Networking, a word new to me, came across in this workshop; a very useful tactic to get a job and to move up in the workplace. Luckily, I started my networking among the other newcomers in the group and attended to different orientation conferences.

It was November 2005, in a motivational conference in Toronto Region Immigrant Employment Council (TRIEC) that I met Stella Mejia, she worked for another organization created to advise immigrants, COSTI.
Originally known as Centro Organizzativo Scuole Tecniche Italiane (COSTI), is now COSTI Immigrant Services a multicultural agency that helps immigrants in the Greater Toronto Area.
I explained Stella that I had found a ‘survival job’ in a bank as a teller and that it made me feel frustrated. She gave me a peace of advice: ‘If you can access training programs in that job, take them, doesn’t matter that it is not related to your background. It’s like a free university!’

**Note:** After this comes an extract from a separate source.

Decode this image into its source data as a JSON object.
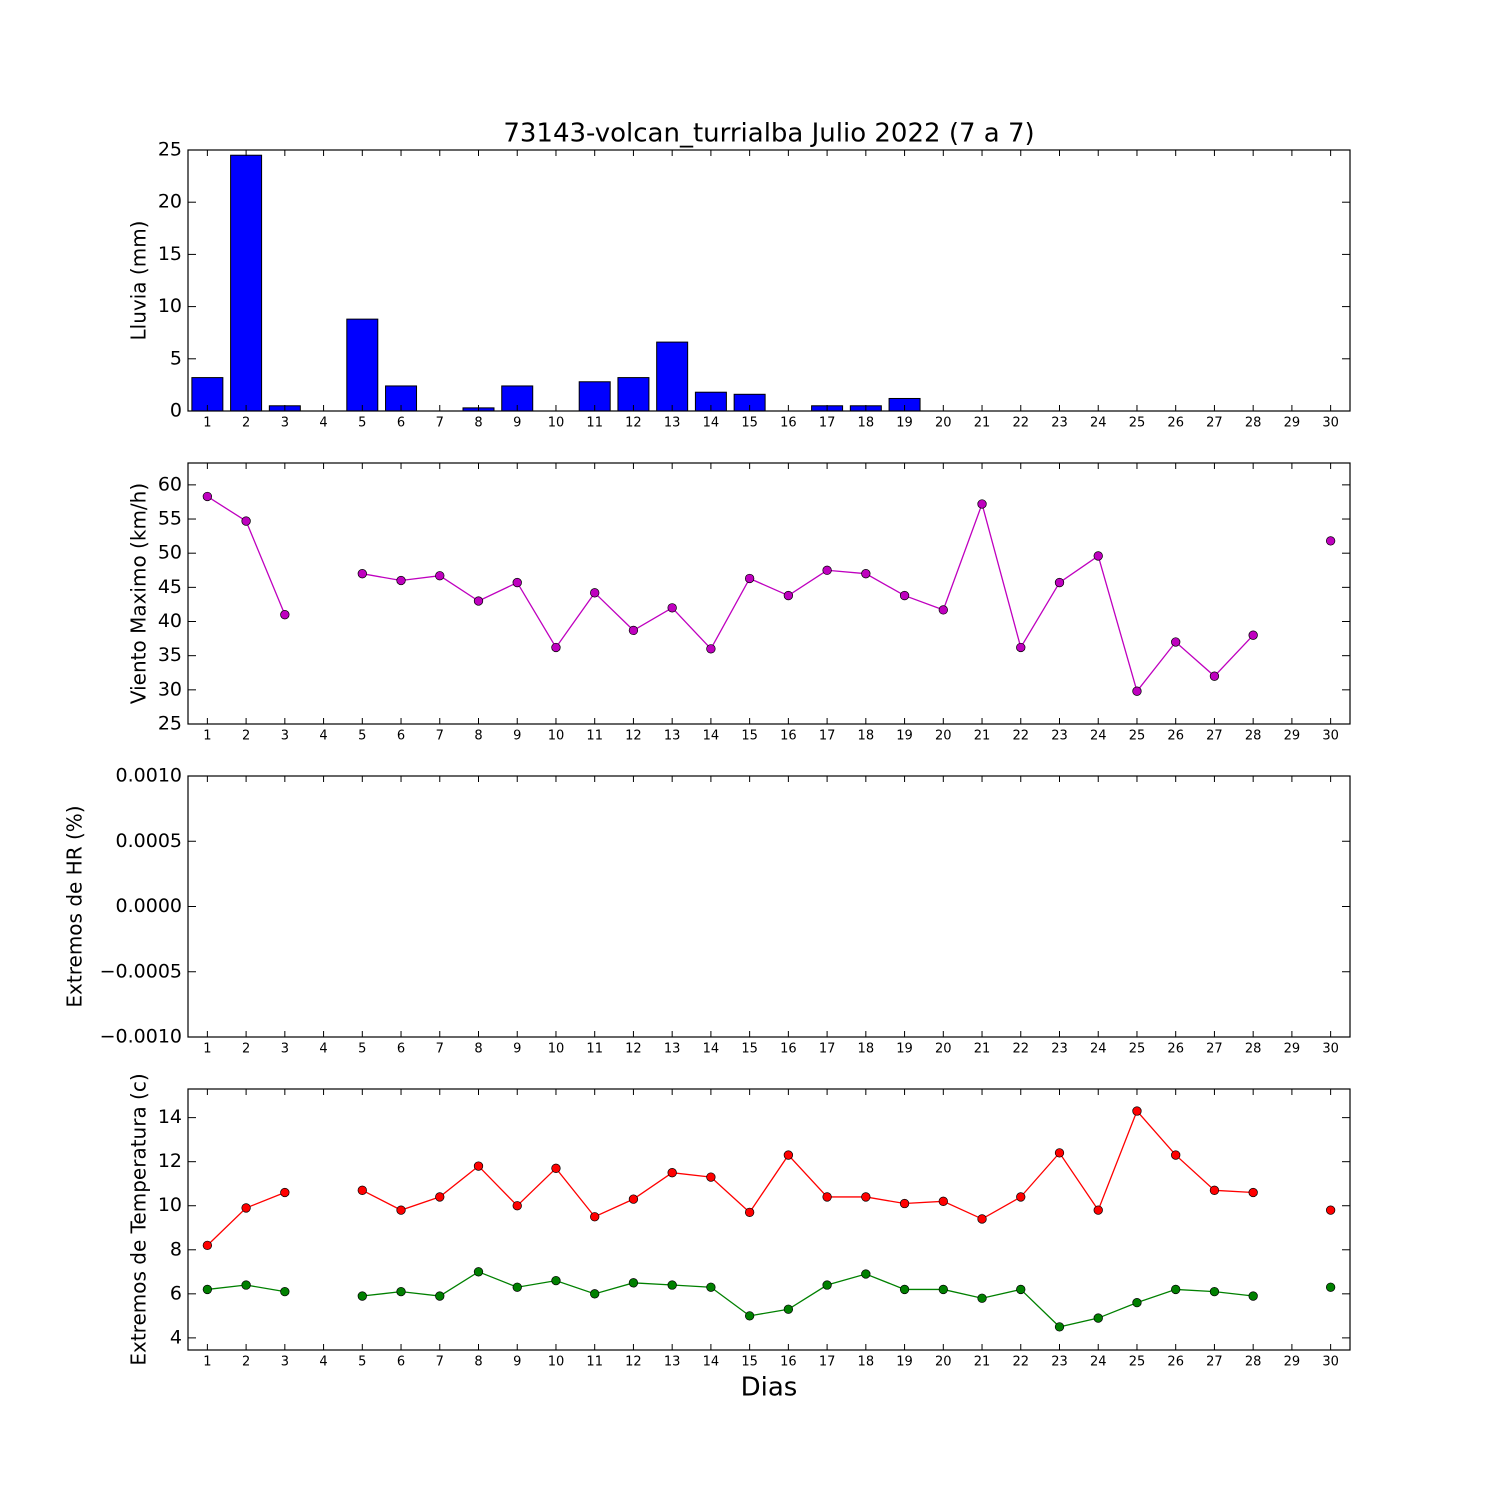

It is not easy to accept. But you learn how important that mindset can be. So, I was trained first as a teller, and then I kept learning all I could, as I saw the time passing by and didn’t find a job in my career.
Anyhow, in the same meeting I got connected to a group of newcomers, all of them with a background in Marketing and Communications, who had created a group called CAMP, where people new to Canada met to join efforts trying to break in that industry.
This way, I tackled two areas in my life, pay the bills working as a teller, but preserved my long term goal, getting a job in Communications.
If you can not find that ‘dream job’, you need to find the way of not getting stock in a sort of comfort zone and assess the possibility of growing in a new career path.
And here comes another piece of advice I got:
“Forget about your degree, it is no going to open the doors here; in this company you need to have a licence to sell mutual funds, that course will open doors”.
Luis Flores, a Mexican investment advisor in the bank, told me so. He studied in the same private university that I attended to.
The fist thing I thought was, I am not giving up my search or rip off my diploma. It is hard to take, but what he told me was true.
Even my idea of moving up in the financial industry was not becoming an account manager, position where this licence is required. Later I realized that you need that accreditation to get better jobs in the bank.
The Canadian Securities Institute (CSI) offers these courses. The basic ones are the Canadian Securities Course (CSC) and the Investment Funds in Canada (IFC). The cost is $ 995.00 and $ 350.00, respectively. They are self-study courses, so you can organize your study time. Within a year, you cab book the date to present the exam. If you succeed, then you get your licence, which is valid for a couple of years.
I have lost the opportunity to get better jobs because I didn’t have any of these courses. Finally, decided to enrol in one of them and I realized that they are providing me with a better understanding of the industry where I am on. It can give me tools to build up a new career. And I have been able to transfer some of my previous experience and skills to enhance my performance and thrive for better opportunities.